Friday, July 03, 2009

And the Living Is Easy

Jonathan Mayhew has one of the healthiest academic attitudes I know of. In a recent post he made a point of provoking those who think professors don't work hard enough:

I got this idea while mowing the lawn this morning. I say this because of the idea that a lot of hostility to professors comes from the [fact that] we can mow our lawns any day of the week. I.e.: we don't do enough work.

This offers me a great opportunity to propose that you all relax this summer. Enjoy the life of the mind. Allowing for an enjoyable but altogether intellectual summer is one of the main reasons for my sixteen week program. I use a not-quite-arbitrary calender to set an annual rhythm and here's how I imagine my life if I ever return to a proper research position.

Starting in late January or early February I commit myself to eight weeks of stuctured work, with well-defined writing and teaching goals. I then take a week off for Easter. I return to do another eight weeks of structured work, and then there's the summer. Starting in mid-August, I get back to work for eight weeks, take a week off for the fall break, and then work another eight intense weeks until Christmas.

There are 52 weeks in a year. 32 of them, then, are spent immersed in "intense" periods of work. Much of the intensity comes from devoting a significant amount of time to research and writing while meeting my teaching obligations. Now, I only have about 6 weeks of vacation. So there are (do the math) 14 weeks to do "unstructured" work, generally free of teaching responsibilities (except exams). Some of that is spent at conferences. The rest is spent satisfying my curiosity and playing around with inchoate ideas. I don't worry too much about what I'm getting done or when I'm working during this time; there are those 32 weeks of actually "performing" to do that.

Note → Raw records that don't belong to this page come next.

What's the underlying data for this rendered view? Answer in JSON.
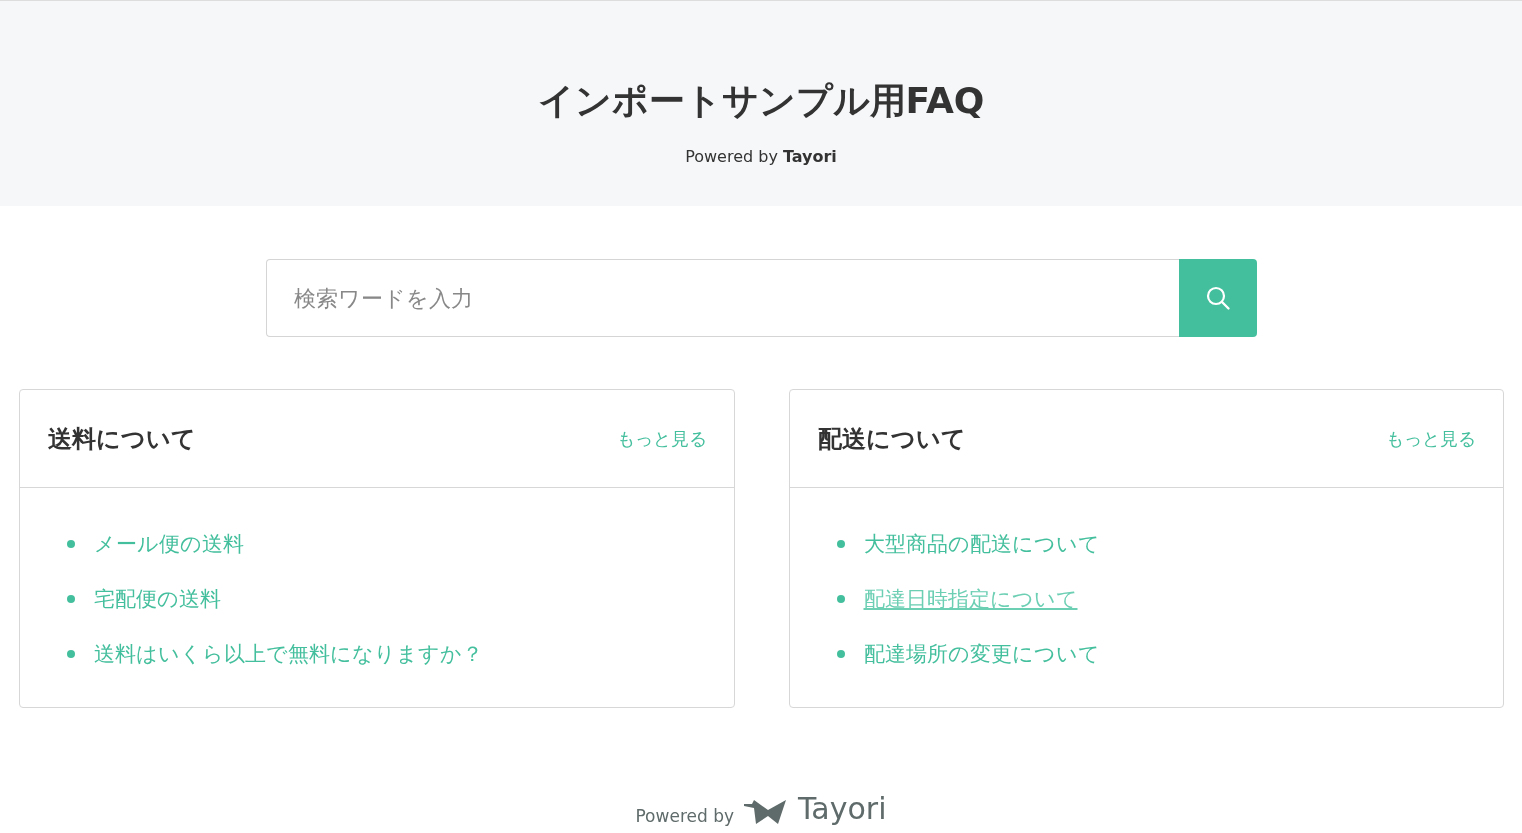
{
  "header": {
    "title": "インポートサンプル用FAQ",
    "powered_prefix": "Powered by",
    "powered_brand": "Tayori"
  },
  "search": {
    "placeholder": "検索ワードを入力"
  },
  "categories": [
    {
      "title": "送料について",
      "more": "もっと見る",
      "items": [
        {
          "label": "メール便の送料",
          "hovered": false
        },
        {
          "label": "宅配便の送料",
          "hovered": false
        },
        {
          "label": "送料はいくら以上で無料になりますか？",
          "hovered": false
        }
      ]
    },
    {
      "title": "配送について",
      "more": "もっと見る",
      "items": [
        {
          "label": "大型商品の配送について",
          "hovered": false
        },
        {
          "label": "配達日時指定について",
          "hovered": true
        },
        {
          "label": "配達場所の変更について",
          "hovered": false
        }
      ]
    }
  ],
  "footer": {
    "powered_prefix": "Powered by",
    "brand": "Tayori"
  }
}
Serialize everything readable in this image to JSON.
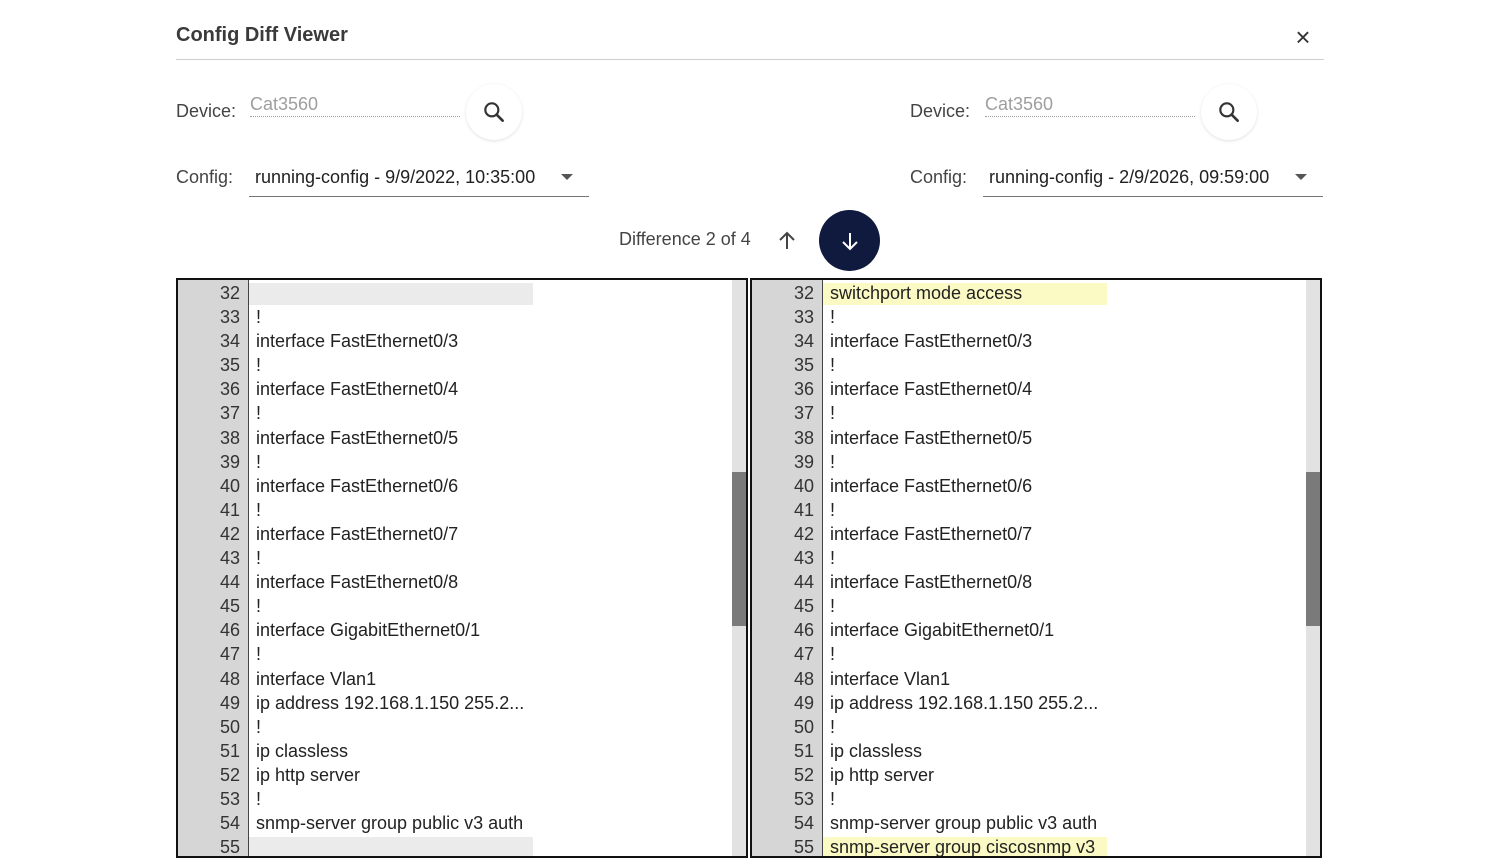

This image appeals to me. But it is realistic only if one has a great deal of discipline. Academia is not an easy business, but, given the right attidude, it offers the possibility of a pretty good way of life. Keep in mind that the last thing a scholar and teacher should submit to is so-called "soul-destroying labour". Don't let them guilt you into a "work ethic" that will fry your brain and make you, ultimately, less knowledgeable about your area of expertise. Do whatever it takes to keep your mind in good working order, whatever you need to do to retain the knowledge that you represent on your campus.

Teach your classes and publish your papers and let them howl about how you get your ideas while walking around in your garden in floral-patterned shorts with a cocktail in your hand. It's none of their business. You know what your mind needs to stay in shape.